Firms are taking a range of steps to address the lack of applicants.
“The attraction and retention of talent continues to be both a challenge and an opportunity,” says Bendall.
FMT plans to assess its current induction and development framework and explore setting up a graduate program over the next 12 months.
The PwC Hopes and Fears Survey showed that Kiwi employers scored the lowest of 12 regions in the Asia-Pacific for efforts to upskill workers and increase wages, and second worst for both supporting worker well-being and enhancing work via technology.
This suggests that there is an opportunity to consider what the future of employment should look like, including for the mortgage industry.
Norris would like to see more collaboration between lenders and advisers to help drive the best possible client outcomes.
“Lenders and advisers rely heavily on each other and shouldn’t be seen as competition,” he says.
For now, employees in the mortgage industry will have to negotiate the economic uncertainty.
“Our industry can be relentless at times, and too often, we see people getting close to burnout,” says Norris.
“We’re focused on ensuring the team get that time to reset, stay healthy and come back even better.”

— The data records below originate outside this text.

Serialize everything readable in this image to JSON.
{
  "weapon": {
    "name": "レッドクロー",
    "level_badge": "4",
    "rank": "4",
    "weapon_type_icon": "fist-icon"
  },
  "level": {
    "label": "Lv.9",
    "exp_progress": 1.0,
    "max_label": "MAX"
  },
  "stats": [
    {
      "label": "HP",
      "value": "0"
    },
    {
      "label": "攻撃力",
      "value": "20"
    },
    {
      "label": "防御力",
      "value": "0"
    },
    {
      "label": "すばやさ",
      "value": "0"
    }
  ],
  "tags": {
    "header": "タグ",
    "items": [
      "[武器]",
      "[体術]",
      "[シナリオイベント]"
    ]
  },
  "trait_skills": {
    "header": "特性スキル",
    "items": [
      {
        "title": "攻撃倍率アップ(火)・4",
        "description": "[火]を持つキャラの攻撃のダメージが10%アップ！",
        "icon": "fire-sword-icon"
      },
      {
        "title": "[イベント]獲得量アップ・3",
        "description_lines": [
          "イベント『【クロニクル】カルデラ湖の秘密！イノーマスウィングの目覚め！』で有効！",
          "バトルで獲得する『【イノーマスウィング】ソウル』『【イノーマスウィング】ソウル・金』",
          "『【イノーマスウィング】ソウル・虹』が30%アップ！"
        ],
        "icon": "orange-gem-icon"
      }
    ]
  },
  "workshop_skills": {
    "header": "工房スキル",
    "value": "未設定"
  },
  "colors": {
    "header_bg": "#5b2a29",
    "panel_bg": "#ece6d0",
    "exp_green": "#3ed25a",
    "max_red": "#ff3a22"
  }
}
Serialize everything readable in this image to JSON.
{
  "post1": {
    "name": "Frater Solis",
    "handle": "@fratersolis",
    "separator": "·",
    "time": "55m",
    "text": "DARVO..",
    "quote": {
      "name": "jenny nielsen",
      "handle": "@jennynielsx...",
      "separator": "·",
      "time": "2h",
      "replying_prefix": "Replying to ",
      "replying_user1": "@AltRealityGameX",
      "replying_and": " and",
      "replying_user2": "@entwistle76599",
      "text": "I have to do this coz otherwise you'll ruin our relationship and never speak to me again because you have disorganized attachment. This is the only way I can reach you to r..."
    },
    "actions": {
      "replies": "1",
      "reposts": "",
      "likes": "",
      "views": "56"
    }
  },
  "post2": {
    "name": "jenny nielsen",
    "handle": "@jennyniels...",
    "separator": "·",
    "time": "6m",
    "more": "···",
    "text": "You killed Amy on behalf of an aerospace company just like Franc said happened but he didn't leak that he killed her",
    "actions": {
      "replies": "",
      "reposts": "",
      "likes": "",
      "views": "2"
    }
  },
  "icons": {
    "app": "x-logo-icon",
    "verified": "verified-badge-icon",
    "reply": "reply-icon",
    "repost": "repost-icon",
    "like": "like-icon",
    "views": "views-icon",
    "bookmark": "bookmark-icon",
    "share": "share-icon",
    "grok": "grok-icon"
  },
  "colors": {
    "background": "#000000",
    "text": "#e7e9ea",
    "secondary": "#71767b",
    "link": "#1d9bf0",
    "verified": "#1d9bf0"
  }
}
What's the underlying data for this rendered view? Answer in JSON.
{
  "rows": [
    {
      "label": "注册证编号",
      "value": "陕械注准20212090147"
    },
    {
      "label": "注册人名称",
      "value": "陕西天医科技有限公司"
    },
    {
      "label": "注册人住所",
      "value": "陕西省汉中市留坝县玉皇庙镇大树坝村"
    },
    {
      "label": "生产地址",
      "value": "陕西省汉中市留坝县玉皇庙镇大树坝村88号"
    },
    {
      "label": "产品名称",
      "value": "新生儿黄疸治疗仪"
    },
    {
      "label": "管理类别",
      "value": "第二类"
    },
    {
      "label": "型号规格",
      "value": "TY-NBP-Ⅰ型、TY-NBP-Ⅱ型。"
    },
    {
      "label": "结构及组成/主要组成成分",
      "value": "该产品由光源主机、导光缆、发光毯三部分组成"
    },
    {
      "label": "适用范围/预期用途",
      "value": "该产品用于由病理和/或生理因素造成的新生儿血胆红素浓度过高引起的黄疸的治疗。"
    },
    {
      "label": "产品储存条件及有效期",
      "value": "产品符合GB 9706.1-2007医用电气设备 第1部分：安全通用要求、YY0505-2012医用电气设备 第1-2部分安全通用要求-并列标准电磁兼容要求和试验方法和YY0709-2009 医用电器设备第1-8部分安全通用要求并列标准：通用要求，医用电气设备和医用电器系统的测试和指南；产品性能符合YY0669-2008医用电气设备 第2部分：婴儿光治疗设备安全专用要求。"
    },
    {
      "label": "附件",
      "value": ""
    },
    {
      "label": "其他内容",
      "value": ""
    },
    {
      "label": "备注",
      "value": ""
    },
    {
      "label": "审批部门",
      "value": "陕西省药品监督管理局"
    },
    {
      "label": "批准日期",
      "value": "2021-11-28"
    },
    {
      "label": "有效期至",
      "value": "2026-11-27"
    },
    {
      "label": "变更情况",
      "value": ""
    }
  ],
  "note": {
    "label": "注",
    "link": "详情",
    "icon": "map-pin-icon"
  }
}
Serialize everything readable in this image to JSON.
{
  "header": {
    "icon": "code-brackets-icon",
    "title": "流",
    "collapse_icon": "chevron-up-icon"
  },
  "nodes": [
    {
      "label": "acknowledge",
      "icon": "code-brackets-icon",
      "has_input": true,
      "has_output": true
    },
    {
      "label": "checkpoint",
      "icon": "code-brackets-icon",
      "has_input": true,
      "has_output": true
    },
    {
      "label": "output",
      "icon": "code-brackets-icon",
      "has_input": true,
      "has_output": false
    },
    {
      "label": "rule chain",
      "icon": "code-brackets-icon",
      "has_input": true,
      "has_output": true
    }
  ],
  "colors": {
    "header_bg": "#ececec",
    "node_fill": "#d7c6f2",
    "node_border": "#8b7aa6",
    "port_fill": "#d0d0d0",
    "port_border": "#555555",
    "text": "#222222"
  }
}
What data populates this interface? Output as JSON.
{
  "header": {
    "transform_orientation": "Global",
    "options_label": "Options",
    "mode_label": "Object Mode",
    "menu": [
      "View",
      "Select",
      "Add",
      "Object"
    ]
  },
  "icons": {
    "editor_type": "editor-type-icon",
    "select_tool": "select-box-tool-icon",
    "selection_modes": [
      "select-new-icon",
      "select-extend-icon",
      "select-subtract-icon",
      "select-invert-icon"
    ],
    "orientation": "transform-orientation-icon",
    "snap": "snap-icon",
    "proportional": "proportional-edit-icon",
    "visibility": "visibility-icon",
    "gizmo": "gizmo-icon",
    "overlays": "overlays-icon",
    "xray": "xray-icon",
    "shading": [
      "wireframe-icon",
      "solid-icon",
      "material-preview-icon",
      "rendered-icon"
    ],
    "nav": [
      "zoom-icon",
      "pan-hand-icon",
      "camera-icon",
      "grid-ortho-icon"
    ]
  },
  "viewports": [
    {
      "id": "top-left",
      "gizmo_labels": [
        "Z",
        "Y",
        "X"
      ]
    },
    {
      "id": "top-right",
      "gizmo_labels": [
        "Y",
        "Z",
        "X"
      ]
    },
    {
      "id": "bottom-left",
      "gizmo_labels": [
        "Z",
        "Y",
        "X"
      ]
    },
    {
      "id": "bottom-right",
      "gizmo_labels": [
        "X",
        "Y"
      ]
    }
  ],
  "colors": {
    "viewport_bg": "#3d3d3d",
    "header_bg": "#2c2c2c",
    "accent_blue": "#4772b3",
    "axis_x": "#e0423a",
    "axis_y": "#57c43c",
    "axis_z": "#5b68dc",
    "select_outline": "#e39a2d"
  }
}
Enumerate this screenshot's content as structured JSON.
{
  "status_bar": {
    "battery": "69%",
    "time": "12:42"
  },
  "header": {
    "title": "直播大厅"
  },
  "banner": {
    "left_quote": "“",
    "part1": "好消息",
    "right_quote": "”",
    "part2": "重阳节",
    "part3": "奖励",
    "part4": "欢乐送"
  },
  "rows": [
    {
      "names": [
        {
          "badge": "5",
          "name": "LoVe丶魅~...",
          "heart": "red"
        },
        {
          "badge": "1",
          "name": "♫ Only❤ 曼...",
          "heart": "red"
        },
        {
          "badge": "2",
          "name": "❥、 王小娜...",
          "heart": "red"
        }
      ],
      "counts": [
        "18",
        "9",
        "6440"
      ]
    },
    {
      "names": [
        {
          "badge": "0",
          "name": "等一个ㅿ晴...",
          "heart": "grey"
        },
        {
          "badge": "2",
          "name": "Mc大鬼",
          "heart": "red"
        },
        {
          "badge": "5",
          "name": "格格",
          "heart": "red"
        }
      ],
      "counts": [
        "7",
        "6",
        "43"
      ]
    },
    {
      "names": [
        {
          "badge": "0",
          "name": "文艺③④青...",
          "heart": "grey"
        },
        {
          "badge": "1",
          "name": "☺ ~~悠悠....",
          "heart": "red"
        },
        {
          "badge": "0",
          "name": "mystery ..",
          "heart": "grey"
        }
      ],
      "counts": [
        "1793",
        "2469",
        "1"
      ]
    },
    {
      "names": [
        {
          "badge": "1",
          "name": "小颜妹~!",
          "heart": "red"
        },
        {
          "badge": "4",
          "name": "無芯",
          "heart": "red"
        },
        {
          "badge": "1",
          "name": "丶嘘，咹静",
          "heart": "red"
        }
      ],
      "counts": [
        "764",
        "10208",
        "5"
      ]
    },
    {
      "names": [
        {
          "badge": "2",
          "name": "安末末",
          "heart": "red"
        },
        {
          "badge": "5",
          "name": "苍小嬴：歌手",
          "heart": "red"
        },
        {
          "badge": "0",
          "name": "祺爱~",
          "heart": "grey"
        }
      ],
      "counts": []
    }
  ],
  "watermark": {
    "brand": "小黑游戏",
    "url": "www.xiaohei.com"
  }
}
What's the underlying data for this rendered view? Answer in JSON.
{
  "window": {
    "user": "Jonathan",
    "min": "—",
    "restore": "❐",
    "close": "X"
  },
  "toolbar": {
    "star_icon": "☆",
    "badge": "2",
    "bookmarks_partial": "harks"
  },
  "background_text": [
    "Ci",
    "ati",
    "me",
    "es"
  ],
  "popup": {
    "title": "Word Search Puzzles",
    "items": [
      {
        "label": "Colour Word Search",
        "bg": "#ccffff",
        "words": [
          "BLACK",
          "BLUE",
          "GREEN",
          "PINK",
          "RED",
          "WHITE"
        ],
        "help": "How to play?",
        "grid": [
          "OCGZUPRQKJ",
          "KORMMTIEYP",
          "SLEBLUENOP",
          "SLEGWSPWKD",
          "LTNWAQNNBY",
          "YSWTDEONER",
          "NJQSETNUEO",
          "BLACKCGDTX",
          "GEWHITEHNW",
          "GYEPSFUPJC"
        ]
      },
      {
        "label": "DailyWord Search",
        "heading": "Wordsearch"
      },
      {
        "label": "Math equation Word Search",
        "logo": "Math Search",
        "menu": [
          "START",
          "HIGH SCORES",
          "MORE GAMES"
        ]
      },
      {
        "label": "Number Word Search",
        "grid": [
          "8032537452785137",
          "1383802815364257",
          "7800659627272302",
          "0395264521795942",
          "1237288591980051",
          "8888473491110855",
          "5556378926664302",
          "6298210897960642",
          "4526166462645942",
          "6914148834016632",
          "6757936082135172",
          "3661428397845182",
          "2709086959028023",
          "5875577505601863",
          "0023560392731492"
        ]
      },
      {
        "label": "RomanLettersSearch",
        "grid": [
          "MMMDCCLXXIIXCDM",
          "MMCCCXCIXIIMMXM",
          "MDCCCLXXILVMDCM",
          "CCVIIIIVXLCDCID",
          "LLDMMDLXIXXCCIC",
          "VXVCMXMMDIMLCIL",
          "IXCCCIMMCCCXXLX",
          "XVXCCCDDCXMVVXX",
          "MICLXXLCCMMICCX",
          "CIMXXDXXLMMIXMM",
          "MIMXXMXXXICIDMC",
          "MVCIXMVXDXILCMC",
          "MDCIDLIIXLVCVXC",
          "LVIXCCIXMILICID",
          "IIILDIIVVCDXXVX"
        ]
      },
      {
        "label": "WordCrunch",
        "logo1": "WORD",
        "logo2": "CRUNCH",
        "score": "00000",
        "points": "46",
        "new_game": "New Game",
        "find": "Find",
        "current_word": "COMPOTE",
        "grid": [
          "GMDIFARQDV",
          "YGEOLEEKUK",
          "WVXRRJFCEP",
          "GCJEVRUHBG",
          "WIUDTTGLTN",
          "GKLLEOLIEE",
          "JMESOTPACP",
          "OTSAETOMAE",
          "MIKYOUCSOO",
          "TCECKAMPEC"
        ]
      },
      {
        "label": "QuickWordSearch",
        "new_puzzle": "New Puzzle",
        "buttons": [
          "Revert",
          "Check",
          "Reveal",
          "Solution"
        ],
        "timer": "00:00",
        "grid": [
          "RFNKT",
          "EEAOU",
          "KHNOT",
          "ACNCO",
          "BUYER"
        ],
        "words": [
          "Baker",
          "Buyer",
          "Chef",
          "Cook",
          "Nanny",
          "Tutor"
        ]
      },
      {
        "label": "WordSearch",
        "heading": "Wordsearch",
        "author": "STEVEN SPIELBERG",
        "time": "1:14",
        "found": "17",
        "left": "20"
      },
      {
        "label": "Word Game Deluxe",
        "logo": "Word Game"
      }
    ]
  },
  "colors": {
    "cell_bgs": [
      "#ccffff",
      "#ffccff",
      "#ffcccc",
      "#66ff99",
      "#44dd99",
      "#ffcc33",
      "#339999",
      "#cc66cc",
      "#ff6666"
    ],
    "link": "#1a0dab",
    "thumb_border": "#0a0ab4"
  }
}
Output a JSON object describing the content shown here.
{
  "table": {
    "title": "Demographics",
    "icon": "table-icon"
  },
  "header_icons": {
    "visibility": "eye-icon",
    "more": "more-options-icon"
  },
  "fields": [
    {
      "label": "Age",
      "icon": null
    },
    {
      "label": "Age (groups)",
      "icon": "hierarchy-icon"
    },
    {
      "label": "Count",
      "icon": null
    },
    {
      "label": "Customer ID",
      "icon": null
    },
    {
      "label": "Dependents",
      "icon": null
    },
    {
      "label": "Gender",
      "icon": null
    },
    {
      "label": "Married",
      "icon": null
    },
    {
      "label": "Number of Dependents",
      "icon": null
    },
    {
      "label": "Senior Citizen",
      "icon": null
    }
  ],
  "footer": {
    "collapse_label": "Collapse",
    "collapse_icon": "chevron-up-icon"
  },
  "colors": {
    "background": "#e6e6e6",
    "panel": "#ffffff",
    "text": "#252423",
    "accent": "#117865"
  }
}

And Shanks feels it’s a prime time for more employers to attract workers into the mortgage industry. “It's a profession, not a sales position. I see it as people who see mortgage advising as a career pathway, and not just stop at mortgage advising, that expands into other forms of financial advice,” she says. “I see it as a vibrant industry going forward, which will be attractive to many people.”
- First Mortgage Trust
- Kris Pedersen Mortgages
- Loan Market Central
- Quantum Financial Advisers
The process of finding the best employers in the New Zealand mortgage industry took place over two phases. In July 2022, NZ Adviser invited companies with 10 or more employees to submit their details through a survey, which was open to businesses in the mortgage industry, including lenders, aggregators, brokerages, tech firms and others. The submission form asked for information on the company’s size, nature of business, and employee benefits such as medical and dental coverage, leave allowance, retirement plans, training schemes and wellness programs.
The second phase of the process asked the employees of the nominated companies to fill out their own anonymous survey and rate their satisfaction with key factors such as compensation, employee development, company culture and work environment. Employers had to receive at least 10 responses to qualify. Companies that achieved an overall satisfaction rating of 80% or higher were named Top Mortgage Employers. The results of the survey were compiled from 124 employee responses across the seven winning companies.